Le prix du gaz européen a bondi de 35% suite à des attaques contre des infrastructures énergétiques au Moyen-Orient, notamment visant le plus grand site de production de gaz naturel liquéfié du monde, au Qatar, comme le rapporte Le Figaro. Dès le début de la cotation à 07H00 GMT, le contrat à terme du TTF néerlandais, référence européenne, a grimpé de 28,06% à 70 euros le mégawattheure, atteignant jusqu'à 35%. La compagnie énergétique publique du Qatar a signalé des "dommages considérables" sur le complexe gazier de Ras Laffan après de nouvelles attaques de missiles, suscitant des inquiétudes sur l'approvisionnement énergétique international.

Ce qu'il faut retenir

  • Prix du gaz européen en hausse de 35% après attaques au Moyen-Orient
  • Contrat à terme du TTF néerlandais augmente de 28,06% à 70 euros le mégawattheure
  • Compagnie énergétique qatarie rapporte des dommages sur le complexe de Ras Laffan

Les conséquences des attaques

Doha a ensuite confirmé que les incendies étaient "maîtrisés", aucun blessé n'étant à déplorer. Donald Trump a même menacé de détruire le champ gazier iranien de South Pars en cas de nouvelles attaques contre le Qatar. Une raffinerie au Koweït a également été touchée par une attaque de drone, causant un incendie. Les prix du pétrole ont également grimpé de plus de 5% en réaction aux événements au Moyen-Orient.
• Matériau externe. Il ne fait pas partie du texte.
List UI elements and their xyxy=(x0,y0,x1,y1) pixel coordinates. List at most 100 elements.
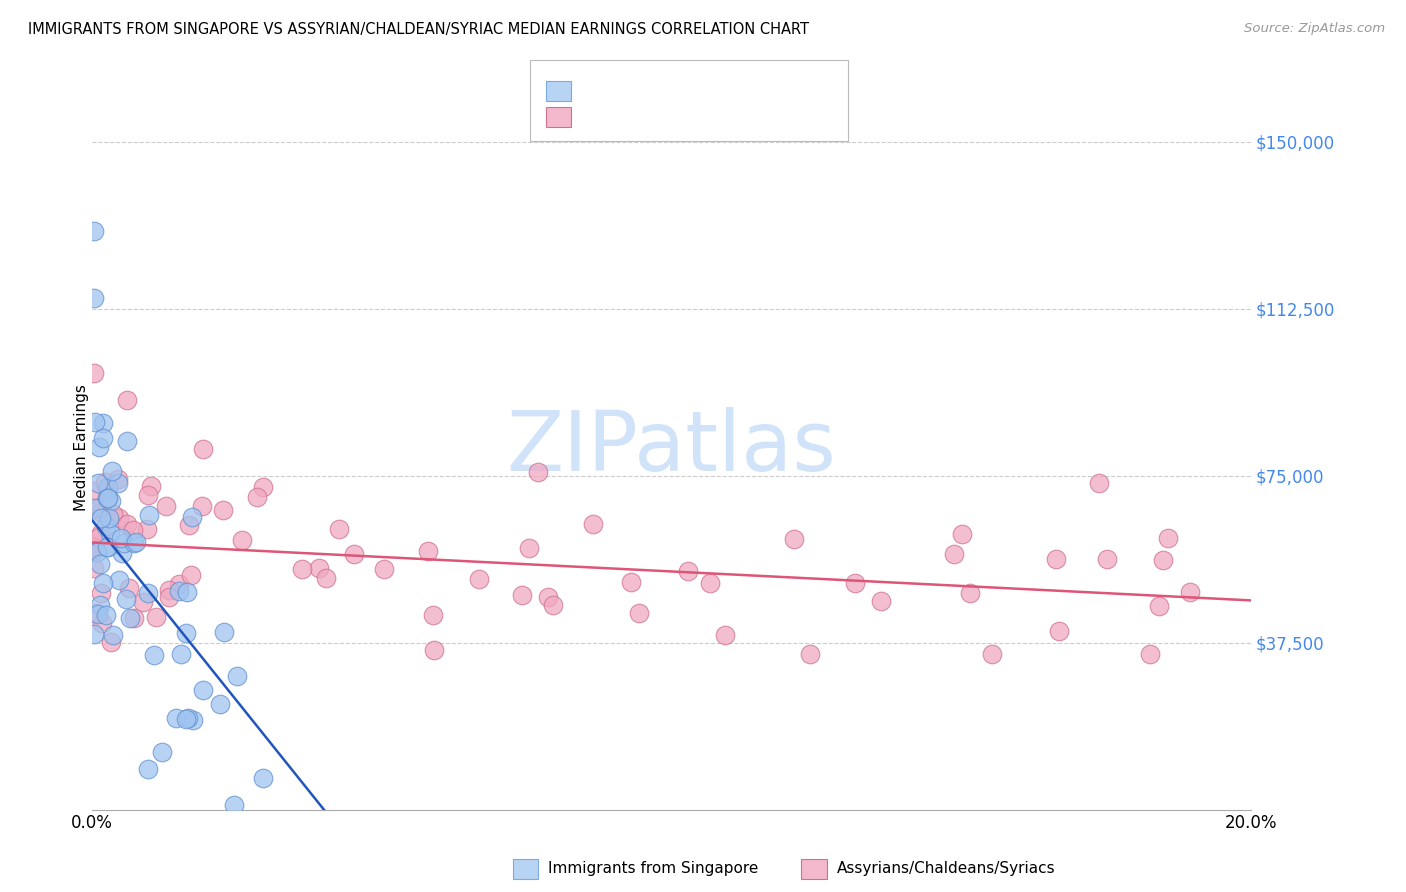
Point xyxy=(84,607,107,621)
Point xyxy=(619,574,641,589)
Point xyxy=(91,431,114,445)
Point xyxy=(422,608,444,623)
Point xyxy=(136,763,159,777)
Point xyxy=(177,711,200,725)
Point xyxy=(115,516,138,531)
Point xyxy=(136,522,159,536)
Point xyxy=(799,647,821,661)
Point xyxy=(118,611,141,625)
Text: ZIPatlas: ZIPatlas xyxy=(506,408,837,489)
Point xyxy=(155,499,177,513)
Point xyxy=(118,581,141,595)
Point xyxy=(959,586,981,600)
Point xyxy=(468,572,491,586)
Point xyxy=(117,434,139,448)
Point xyxy=(416,544,439,558)
Point xyxy=(541,598,564,612)
Text: 57: 57 xyxy=(734,84,755,99)
Point xyxy=(328,523,350,537)
Point xyxy=(942,547,965,561)
Point xyxy=(111,546,134,560)
Point xyxy=(176,585,198,599)
Point xyxy=(423,642,446,657)
Point xyxy=(527,465,550,479)
Point xyxy=(145,610,167,624)
Point xyxy=(83,626,105,640)
Point xyxy=(107,472,129,486)
Point xyxy=(91,575,114,590)
Point xyxy=(108,511,131,525)
Point xyxy=(714,628,737,642)
Point xyxy=(1152,552,1174,566)
Point xyxy=(86,545,108,559)
Point xyxy=(115,592,138,607)
Point xyxy=(87,475,110,490)
Point xyxy=(94,519,117,533)
Point xyxy=(100,494,122,508)
Point xyxy=(510,588,533,602)
Text: -0.507: -0.507 xyxy=(621,84,676,99)
Point xyxy=(167,577,190,591)
Point xyxy=(537,590,560,604)
Point xyxy=(226,669,249,683)
Point xyxy=(308,560,330,574)
Point xyxy=(97,491,120,505)
Point xyxy=(122,523,145,537)
Point xyxy=(582,517,605,532)
Point xyxy=(89,525,111,540)
Point xyxy=(222,798,245,813)
Point xyxy=(157,582,180,597)
Point xyxy=(291,562,314,576)
Point xyxy=(212,503,235,517)
Point xyxy=(139,479,162,493)
Point xyxy=(122,611,145,625)
Point xyxy=(1156,532,1178,546)
Point xyxy=(1088,475,1111,490)
Point xyxy=(94,607,117,622)
Text: N =: N = xyxy=(688,110,731,125)
Point xyxy=(83,367,105,381)
Point xyxy=(124,535,146,549)
Point xyxy=(84,415,107,429)
Point xyxy=(110,531,132,545)
Point xyxy=(103,628,125,642)
Point xyxy=(138,508,160,522)
Text: R =: R = xyxy=(582,110,616,125)
Point xyxy=(231,533,253,548)
Text: 79: 79 xyxy=(734,110,755,125)
Point xyxy=(101,464,124,478)
Text: IMMIGRANTS FROM SINGAPORE VS ASSYRIAN/CHALDEAN/SYRIAC MEDIAN EARNINGS CORRELATIO: IMMIGRANTS FROM SINGAPORE VS ASSYRIAN/CH… xyxy=(28,22,808,37)
Point xyxy=(246,490,269,504)
Point xyxy=(174,712,197,726)
Point xyxy=(87,607,110,621)
Point xyxy=(96,540,118,554)
Point xyxy=(1095,552,1118,566)
Point xyxy=(150,745,173,759)
Point xyxy=(96,491,118,505)
Point xyxy=(132,595,155,609)
Point xyxy=(83,291,105,305)
Point xyxy=(112,536,135,550)
Point xyxy=(180,568,202,582)
Point xyxy=(212,624,235,639)
Point xyxy=(315,571,337,585)
Point xyxy=(91,416,114,430)
Point xyxy=(1147,599,1170,614)
Point xyxy=(1139,647,1161,661)
Text: Source: ZipAtlas.com: Source: ZipAtlas.com xyxy=(1244,22,1385,36)
Point xyxy=(124,535,146,549)
Point xyxy=(190,499,212,513)
Point xyxy=(107,475,129,490)
Point xyxy=(1045,552,1067,566)
Point xyxy=(373,562,395,576)
Point xyxy=(628,606,651,620)
Point xyxy=(136,488,159,502)
Point xyxy=(117,393,139,408)
Point xyxy=(97,479,120,493)
Text: N =: N = xyxy=(688,84,731,99)
Point xyxy=(191,682,214,697)
Point xyxy=(950,527,973,541)
Point xyxy=(90,585,112,599)
Point xyxy=(844,576,866,591)
Point xyxy=(157,590,180,604)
Les réactions internationales

Dans un contexte de tension, le président américain a déclaré que de nombreux pays enverront des navires de guerre pour maintenir le détroit ouvert et sûr, en collaboration avec les États-Unis.

Et maintenant ?

Les prochaines étapes restent incertaines quant à l'évolution de la situation au Moyen-Orient et son impact sur les marchés énergétiques mondiaux. La surveillance des développements futurs est primordiale pour anticiper les conséquences possibles.

FAQ

Les attaques ont entraîné une forte hausse du prix du gaz européen, suscitant des inquiétudes quant à la stabilité de l'approvisionnement énergétique dans la région.

Les autorités, notamment les États-Unis, envisagent des mesures de sécurité renforcées pour protéger les infrastructures énergétiques et maintenir la stabilité régionale.